Three days later, I found myself outside of a hostile city, lying in a bomb crater, waiting for orders to kill the city.

Have you ever helped kill a city? What? You did not know they were living, breathing, entities? I have. I am not especially proud of it, but sometimes these things are necessary.

Falcon was one such place. Numerous attempts had been made to quelch the violence in the city. Any who held opposing views from the insurgents were annihilated.

A staff duty runner summoned me to headquarters two days after the mass of people showed up at our office. Our intelligence officer, Dan Something-or-Another, stood at the horseshoe shaped table.

“Gentlemen,” he said in a voice that had hardly any edge to it, “the time has come for us to liberate Falcon. The insurgency has grown to such strength they openly kill all who dared take a stand against them.”

 I fidgeted in my chair; I hated these briefings. “Point us where to go and give us the objective already.”

A guy who sat next to me lifted his hand; Dan acknowledged him. “Yeah?”
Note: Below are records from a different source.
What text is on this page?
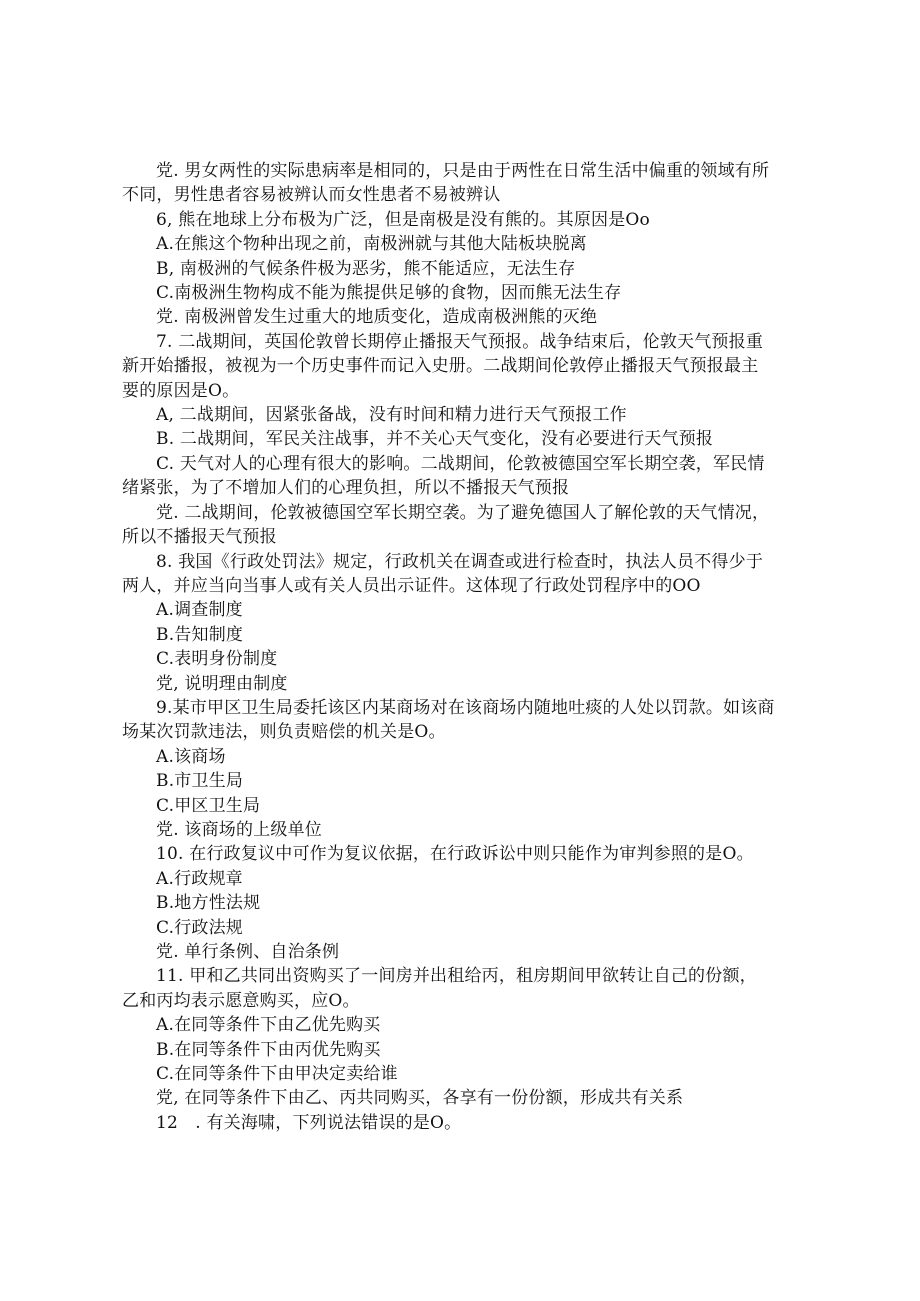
党. 男女两性的实际患病率是相同的，只是由于两性在日常生活中偏重的领域有所
不同，男性患者容易被辨认而女性患者不易被辨认
6, 熊在地球上分布极为广泛，但是南极是没有熊的。其原因是Oo
A.在熊这个物种出现之前，南极洲就与其他大陆板块脱离
B, 南极洲的气候条件极为恶劣，熊不能适应，无法生存
C.南极洲生物构成不能为熊提供足够的食物，因而熊无法生存
党. 南极洲曾发生过重大的地质变化，造成南极洲熊的灭绝
7. 二战期间，英国伦敦曾长期停止播报天气预报。战争结束后，伦敦天气预报重
新开始播报，被视为一个历史事件而记入史册。二战期间伦敦停止播报天气预报最主
要的原因是O。
A, 二战期间，因紧张备战，没有时间和精力进行天气预报工作
B. 二战期间，军民关注战事，并不关心天气变化，没有必要进行天气预报
C. 天气对人的心理有很大的影响。二战期间，伦敦被德国空军长期空袭，军民情
绪紧张，为了不增加人们的心理负担，所以不播报天气预报
党. 二战期间，伦敦被德国空军长期空袭。为了避免德国人了解伦敦的天气情况，
所以不播报天气预报
8. 我国《行政处罚法》规定，行政机关在调查或进行检查时，执法人员不得少于
两人，并应当向当事人或有关人员出示证件。这体现了行政处罚程序中的OO
A.调查制度
B.告知制度
C.表明身份制度
党, 说明理由制度
9.某市甲区卫生局委托该区内某商场对在该商场内随地吐痰的人处以罚款。如该商
场某次罚款违法，则负责赔偿的机关是O。
A.该商场
B.市卫生局
C.甲区卫生局
党. 该商场的上级单位
10. 在行政复议中可作为复议依据，在行政诉讼中则只能作为审判参照的是O。
A.行政规章
B.地方性法规
C.行政法规
党. 单行条例、自治条例
11. 甲和乙共同出资购买了一间房并出租给丙，租房期间甲欲转让自己的份额，
乙和丙均表示愿意购买，应O。
A.在同等条件下由乙优先购买
B.在同等条件下由丙优先购买
C.在同等条件下由甲决定卖给谁
党, 在同等条件下由乙、丙共同购买，各享有一份份额，形成共有关系
12　. 有关海啸，下列说法错误的是O。
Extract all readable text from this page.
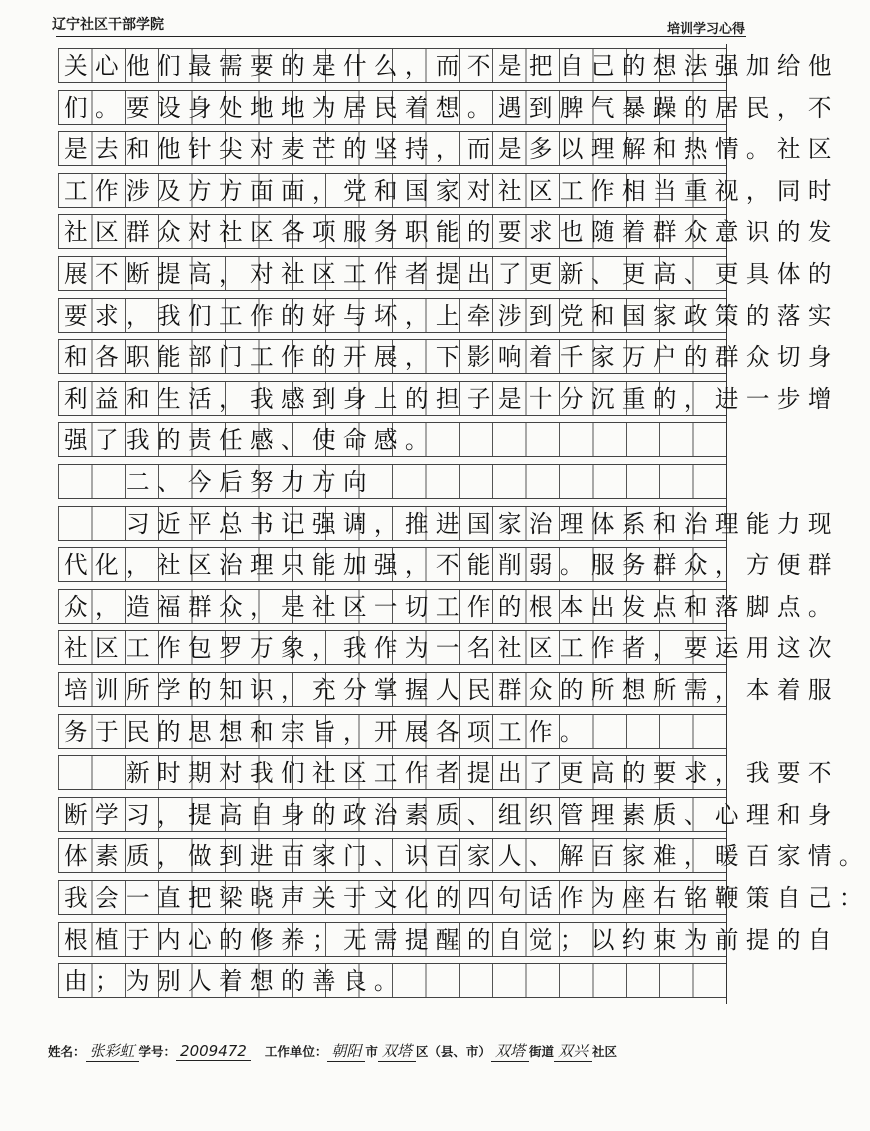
辽宁社区干部学院	培训学习心得
关心他们最需要的是什么，而不是把自己的想法强加给他
们。要设身处地地为居民着想。遇到脾气暴躁的居民，不
是去和他针尖对麦芒的坚持，而是多以理解和热情。社区
工作涉及方方面面，党和国家对社区工作相当重视，同时
社区群众对社区各项服务职能的要求也随着群众意识的发
展不断提高，对社区工作者提出了更新、更高、更具体的
要求，我们工作的好与坏，上牵涉到党和国家政策的落实
和各职能部门工作的开展，下影响着千家万户的群众切身
利益和生活，我感到身上的担子是十分沉重的，进一步增
强了我的责任感、使命感。
　　二、今后努力方向
　　习近平总书记强调，推进国家治理体系和治理能力现
代化，社区治理只能加强，不能削弱。服务群众，方便群
众，造福群众，是社区一切工作的根本出发点和落脚点。
社区工作包罗万象，我作为一名社区工作者，要运用这次
培训所学的知识，充分掌握人民群众的所想所需，本着服
务于民的思想和宗旨，开展各项工作。
　　新时期对我们社区工作者提出了更高的要求，我要不
断学习，提高自身的政治素质、组织管理素质、心理和身
体素质，做到进百家门、识百家人、解百家难，暖百家情。
我会一直把梁晓声关于文化的四句话作为座右铭鞭策自己：
根植于内心的修养；无需提醒的自觉；以约束为前提的自
由；为别人着想的善良。
姓名： 张彩虹 学号： 2009472 工作单位： 朝阳 市 双塔 区（县、市） 双塔 街道 双兴 社区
“How many insurgents are we talking about, exactly?”

“We are unsure of the number of insurgents. There could be a couple of hundred. No more than that.”

“Weapons?”

“We are told to expect small arms and IEDS.”

“Told by who?”

“We have sources on ground who have fed us this intel.”

“You mean locals,” I interjected.

“Yes. They are locals.”

“Getting back to the matter at hand. You guys are being sent to work on a task force.”

Across the table another hand shot up in the air. “Yes,” Dan sighed.

“What’s the survival rate of this mission? Are we walking into the lion’s den here?”

“We don’t expect any of you to return. We would be surprised if any of you returned. Falcon is a hornet’s nest, and you are being sent to kick it over. You should call your families. Departure for Falcon is 1630.”

A day later, I am stuck in this bomb crater watching the comings and goings of the city. Women are raped in public. The poor children, the horrors that befell the innocent children.

On day three in the OP, the radio broke the silence.

“The entire city is hostile, I say again, the entire city is hostile.”

Those were the words that sealed the fate of Falcon.